N.C. Gen.Stat. § 5A-21(a) (2003). “This Court’s review of a trial court’s finding of contempt is limited to a consideration of `whether the findings of fact by the trial judge are supported by competent evidence and whether those factual findings are sufficient to support the judgment.'” General Motors Acceptance Corp. v. Wright, 154 N.C.App. 672, 677, 573 S.E.2d 226, 229 (2002) (quoting McMiller v. McMiller, 77 N.C.App. 808, 810, 336 S.E.2d 134, 136 (1985)).
“A defendant in a civil contempt action will be fined or incarcerated only after a determination is made that the defendant is capable of complying with the order of the court.” Reece v. Reece, 58 N.C.App. 404, 406-07, 293 S.E.2d 662, 663-64 (1982). Thus, a trial court must first make a finding of a defendant’s present ability to comply with an order before concluding that a defendant is in civil contempt of an order.

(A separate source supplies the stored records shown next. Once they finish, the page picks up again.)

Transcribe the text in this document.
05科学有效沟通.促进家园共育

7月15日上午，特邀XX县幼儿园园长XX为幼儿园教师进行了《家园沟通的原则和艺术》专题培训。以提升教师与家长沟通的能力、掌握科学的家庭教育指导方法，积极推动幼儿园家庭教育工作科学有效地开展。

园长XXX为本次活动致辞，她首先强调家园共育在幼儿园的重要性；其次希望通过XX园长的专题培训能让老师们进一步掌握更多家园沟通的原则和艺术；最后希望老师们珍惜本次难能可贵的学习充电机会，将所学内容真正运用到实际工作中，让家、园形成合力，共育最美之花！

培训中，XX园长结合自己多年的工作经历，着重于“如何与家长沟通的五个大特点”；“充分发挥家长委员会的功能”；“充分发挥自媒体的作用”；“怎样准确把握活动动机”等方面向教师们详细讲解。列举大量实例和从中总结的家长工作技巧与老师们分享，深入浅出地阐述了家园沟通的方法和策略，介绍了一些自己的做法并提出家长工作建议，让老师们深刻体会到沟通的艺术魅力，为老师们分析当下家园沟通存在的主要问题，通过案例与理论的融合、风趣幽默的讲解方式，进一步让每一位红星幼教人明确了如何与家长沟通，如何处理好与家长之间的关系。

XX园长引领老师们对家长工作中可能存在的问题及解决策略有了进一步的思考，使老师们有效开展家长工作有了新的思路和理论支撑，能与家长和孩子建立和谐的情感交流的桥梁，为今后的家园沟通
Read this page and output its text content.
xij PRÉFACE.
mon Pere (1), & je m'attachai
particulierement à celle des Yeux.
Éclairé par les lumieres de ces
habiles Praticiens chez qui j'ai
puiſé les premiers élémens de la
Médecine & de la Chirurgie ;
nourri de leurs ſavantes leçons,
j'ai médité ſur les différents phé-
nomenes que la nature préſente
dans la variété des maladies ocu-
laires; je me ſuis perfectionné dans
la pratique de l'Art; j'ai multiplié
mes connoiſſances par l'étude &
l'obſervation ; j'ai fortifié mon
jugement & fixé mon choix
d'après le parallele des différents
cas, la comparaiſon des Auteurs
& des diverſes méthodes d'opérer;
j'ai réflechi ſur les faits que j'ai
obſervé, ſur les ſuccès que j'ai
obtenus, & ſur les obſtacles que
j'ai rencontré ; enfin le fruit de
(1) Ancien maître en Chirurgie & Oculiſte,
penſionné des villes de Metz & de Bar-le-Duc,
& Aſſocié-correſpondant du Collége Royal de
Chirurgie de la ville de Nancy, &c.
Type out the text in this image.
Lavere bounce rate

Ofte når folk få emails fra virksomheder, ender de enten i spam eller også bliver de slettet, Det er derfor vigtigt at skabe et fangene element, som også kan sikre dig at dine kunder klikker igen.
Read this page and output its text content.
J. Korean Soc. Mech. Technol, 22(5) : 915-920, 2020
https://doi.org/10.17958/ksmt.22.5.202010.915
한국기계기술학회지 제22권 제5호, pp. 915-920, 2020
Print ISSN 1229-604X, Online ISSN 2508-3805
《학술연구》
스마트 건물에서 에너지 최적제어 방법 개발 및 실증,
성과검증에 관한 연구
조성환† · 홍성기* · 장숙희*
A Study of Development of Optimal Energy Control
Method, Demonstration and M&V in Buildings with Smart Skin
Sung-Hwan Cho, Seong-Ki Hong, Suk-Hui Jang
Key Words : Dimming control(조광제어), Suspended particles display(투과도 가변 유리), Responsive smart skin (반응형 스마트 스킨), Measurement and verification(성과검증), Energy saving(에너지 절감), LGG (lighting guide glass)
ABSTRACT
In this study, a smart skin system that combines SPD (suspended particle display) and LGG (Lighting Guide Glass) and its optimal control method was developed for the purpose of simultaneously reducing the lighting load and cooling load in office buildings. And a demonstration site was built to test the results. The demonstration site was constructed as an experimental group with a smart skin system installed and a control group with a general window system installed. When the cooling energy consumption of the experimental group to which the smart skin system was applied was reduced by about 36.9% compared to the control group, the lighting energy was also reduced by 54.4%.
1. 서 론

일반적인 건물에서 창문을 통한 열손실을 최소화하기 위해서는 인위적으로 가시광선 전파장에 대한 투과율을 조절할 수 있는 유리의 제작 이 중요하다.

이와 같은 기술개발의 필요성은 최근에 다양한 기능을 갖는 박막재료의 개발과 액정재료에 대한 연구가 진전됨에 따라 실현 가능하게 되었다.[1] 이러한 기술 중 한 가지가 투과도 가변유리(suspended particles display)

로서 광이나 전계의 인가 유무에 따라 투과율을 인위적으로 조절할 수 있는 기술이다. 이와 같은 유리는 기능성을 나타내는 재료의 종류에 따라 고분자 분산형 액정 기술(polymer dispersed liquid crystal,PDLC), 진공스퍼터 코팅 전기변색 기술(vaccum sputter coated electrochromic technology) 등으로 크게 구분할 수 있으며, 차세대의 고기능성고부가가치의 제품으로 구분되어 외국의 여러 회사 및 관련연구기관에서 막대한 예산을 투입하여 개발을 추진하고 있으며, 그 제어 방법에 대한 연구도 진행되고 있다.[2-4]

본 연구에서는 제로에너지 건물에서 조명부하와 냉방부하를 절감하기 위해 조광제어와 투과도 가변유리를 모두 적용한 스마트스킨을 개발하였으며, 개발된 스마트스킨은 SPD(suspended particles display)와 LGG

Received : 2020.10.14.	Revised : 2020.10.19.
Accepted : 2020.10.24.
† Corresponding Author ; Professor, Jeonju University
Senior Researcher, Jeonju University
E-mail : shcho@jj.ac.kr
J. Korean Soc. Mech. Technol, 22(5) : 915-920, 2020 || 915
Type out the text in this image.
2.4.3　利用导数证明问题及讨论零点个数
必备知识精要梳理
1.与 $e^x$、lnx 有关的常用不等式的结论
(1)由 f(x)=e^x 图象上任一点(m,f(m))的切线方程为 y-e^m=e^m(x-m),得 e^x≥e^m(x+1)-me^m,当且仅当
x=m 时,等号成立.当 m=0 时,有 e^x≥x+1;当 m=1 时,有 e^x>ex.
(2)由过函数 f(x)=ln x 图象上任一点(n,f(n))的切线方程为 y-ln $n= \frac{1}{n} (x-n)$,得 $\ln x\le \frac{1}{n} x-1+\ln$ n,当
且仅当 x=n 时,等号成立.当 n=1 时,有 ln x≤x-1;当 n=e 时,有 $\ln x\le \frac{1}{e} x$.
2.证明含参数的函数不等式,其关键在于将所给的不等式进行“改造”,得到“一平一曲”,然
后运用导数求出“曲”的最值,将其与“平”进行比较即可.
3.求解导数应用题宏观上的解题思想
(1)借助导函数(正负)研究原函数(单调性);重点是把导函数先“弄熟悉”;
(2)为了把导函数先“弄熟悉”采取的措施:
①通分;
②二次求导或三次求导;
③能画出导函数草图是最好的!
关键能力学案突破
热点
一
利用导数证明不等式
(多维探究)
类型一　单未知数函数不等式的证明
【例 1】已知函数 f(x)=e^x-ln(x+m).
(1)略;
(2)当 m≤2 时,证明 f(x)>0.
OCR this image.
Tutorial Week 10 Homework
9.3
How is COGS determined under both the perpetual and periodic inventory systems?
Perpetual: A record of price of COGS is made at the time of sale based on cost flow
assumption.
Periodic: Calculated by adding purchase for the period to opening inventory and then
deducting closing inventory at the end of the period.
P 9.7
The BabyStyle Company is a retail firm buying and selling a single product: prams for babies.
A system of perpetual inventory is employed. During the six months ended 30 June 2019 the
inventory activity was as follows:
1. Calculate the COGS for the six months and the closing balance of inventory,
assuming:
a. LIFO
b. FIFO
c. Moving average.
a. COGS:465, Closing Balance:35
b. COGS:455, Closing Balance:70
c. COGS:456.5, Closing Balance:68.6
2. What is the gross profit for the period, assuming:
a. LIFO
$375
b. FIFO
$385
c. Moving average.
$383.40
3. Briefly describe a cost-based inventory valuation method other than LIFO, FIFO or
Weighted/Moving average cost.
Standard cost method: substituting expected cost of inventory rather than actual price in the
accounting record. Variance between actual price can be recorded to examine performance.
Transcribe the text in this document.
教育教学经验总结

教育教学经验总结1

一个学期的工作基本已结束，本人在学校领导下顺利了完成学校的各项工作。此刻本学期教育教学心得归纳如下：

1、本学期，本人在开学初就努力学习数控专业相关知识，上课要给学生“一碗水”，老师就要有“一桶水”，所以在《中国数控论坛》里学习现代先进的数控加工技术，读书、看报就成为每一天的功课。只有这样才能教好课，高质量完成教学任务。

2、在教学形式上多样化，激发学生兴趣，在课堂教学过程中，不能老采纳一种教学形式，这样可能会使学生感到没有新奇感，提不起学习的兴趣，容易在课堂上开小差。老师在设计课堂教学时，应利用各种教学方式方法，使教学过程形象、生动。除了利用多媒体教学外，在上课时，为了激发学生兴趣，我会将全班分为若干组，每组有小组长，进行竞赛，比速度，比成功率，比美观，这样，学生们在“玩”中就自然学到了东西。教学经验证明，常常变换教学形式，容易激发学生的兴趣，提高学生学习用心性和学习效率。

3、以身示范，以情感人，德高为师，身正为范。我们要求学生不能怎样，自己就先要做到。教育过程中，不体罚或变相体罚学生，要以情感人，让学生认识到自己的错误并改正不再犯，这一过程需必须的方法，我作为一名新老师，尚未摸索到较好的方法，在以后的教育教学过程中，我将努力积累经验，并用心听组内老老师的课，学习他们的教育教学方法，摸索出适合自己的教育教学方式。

In the instant case, the trial court’s only finding of fact regarding defendant’s contempt was:
The Defendant’s willful failure to comply with the court’s previous order is willful and without legal justification and therefore Defendant is in contempt of this court.
As there was no determination in the trial court’s findings of the defendant’s present ability to comply with the terms of the order in question, we reverse and remand to the trial court for further findings of fact consistent with this opinion.
Affirmed in part, reversed and remanded in part.
Chief Judge MARTIN and Judge HUNTER concur.